Like many of Yevgeny Yevtushenko’s poems, “‘Yes’ and ‘No’” is a kind of dramatic monologue. The poem is subtitled “From the Verses about Love,” and it can be seen also as a lyric poem. Its eighty-two lines are all in one uninterrupted stanza, lined up in a cascading fashion, a form that Yevtushenko inherited from Vladimir Mayakovsky.
“‘Yes’ and ‘No’” is about a dilemma in which the poet finds himself. He sees himself shuttling like a train for years between the two cities that he has named Yes and No. He is torn between these two cities, and his nerves are strained like the telegraph wires. He first describes the city of No as being loveless, resembling a room upholstered with anguish and full of scowling objects; the sofas are made of spurious material and the walls of misfortune. In such an environment, it is impossible to experience love, let alone get good counsel. Instead, all the persona finds is constant rejection (hence the name of the city). It is so depressing that when the lights are switched off, ghosts in the room dance a somber ballet. It is also extremely difficult to travel away from this “black city of ‘No’.”

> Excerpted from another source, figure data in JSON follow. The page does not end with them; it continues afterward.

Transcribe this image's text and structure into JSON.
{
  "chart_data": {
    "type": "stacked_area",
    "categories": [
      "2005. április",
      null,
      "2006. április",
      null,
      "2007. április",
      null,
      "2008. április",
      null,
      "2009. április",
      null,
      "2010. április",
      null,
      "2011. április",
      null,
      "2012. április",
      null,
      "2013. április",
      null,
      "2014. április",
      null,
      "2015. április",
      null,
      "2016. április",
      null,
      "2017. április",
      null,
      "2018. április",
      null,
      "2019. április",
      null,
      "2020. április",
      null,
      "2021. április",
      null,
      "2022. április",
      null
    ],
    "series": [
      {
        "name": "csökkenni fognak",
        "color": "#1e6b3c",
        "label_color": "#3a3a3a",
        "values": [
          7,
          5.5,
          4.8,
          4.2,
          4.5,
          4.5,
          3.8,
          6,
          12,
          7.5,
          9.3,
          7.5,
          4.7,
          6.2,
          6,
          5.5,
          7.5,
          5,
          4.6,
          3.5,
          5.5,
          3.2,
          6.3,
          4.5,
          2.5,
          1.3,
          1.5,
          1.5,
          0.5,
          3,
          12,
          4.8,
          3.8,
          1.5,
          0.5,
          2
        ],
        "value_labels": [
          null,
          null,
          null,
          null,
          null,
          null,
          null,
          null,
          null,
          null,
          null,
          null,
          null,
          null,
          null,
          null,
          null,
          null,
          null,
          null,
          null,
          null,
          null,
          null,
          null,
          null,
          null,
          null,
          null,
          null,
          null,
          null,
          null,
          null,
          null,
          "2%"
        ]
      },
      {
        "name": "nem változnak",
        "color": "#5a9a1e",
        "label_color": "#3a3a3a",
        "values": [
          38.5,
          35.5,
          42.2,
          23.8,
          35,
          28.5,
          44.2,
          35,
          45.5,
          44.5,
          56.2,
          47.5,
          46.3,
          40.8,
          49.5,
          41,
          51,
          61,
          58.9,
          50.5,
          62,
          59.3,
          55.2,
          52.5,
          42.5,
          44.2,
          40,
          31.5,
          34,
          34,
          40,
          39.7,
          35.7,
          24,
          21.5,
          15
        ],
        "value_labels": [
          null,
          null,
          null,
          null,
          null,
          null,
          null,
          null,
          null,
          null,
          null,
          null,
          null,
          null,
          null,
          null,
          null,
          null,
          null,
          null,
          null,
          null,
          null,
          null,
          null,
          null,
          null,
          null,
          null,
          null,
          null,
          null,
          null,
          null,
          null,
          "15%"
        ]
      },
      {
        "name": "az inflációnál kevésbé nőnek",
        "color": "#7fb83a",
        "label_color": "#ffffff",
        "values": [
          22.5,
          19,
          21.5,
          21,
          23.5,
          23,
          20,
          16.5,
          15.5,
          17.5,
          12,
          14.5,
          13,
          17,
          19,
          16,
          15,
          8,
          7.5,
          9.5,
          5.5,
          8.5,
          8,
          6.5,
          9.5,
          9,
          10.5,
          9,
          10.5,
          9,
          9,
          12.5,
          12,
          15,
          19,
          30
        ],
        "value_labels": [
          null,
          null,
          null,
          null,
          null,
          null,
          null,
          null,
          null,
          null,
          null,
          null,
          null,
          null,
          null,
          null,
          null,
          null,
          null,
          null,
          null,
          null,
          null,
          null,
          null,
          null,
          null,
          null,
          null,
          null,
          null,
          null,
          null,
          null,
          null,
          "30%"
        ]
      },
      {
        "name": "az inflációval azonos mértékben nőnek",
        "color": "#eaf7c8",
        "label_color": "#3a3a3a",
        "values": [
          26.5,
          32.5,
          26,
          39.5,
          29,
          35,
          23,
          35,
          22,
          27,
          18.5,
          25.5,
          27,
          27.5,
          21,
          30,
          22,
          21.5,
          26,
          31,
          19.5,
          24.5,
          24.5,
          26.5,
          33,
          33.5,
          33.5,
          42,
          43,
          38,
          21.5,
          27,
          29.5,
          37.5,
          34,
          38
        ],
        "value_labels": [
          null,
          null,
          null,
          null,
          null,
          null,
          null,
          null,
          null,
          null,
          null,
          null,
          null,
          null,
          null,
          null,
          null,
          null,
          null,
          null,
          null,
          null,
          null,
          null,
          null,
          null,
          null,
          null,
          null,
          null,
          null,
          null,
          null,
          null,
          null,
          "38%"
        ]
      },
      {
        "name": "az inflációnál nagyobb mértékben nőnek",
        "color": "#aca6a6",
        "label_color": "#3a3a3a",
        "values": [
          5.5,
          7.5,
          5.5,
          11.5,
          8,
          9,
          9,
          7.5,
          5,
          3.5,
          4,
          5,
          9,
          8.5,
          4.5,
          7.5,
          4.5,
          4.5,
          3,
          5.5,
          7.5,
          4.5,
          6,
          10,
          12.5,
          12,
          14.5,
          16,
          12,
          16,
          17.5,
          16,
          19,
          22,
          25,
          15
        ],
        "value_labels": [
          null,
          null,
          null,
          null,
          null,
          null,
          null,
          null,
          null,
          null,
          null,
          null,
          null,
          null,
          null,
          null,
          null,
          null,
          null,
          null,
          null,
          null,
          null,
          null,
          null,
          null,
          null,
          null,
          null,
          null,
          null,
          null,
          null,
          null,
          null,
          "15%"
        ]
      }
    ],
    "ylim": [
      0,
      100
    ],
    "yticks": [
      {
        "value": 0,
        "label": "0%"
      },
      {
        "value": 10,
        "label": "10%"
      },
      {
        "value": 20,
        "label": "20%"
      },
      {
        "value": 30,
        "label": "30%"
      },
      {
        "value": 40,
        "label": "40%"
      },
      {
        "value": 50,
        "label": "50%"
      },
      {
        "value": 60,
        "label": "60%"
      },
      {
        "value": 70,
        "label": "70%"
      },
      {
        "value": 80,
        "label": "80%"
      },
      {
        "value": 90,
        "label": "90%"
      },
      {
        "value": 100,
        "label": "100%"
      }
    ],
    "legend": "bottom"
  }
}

In contrast, the city of Yes is like a bird’s song; there are no walls, and the stars beg to make friends. Instead of rejection, acceptance and embrace are offered by lips begging to be kissed, or plucked, as the poet puts it. The herds offer their milk gratis, and there is no suspicion in anyone. Most important, freedom reigns supreme wherever, whenever, and however one wishes to go. Instead of a constant “no,” in the city of Yes even the water whispers an alluring “yes-yes-yes.”
Finally, the poet seems to tire of everything that is given to him on a platter, as it were, in the “multicolored,/ brightly lit/ city of ‘Yes’.” Unable to appreciate things for which he does not exert himself, he concludes that it is better to shuttle between the two cities forever, even if it costs him heartache and strained nerves.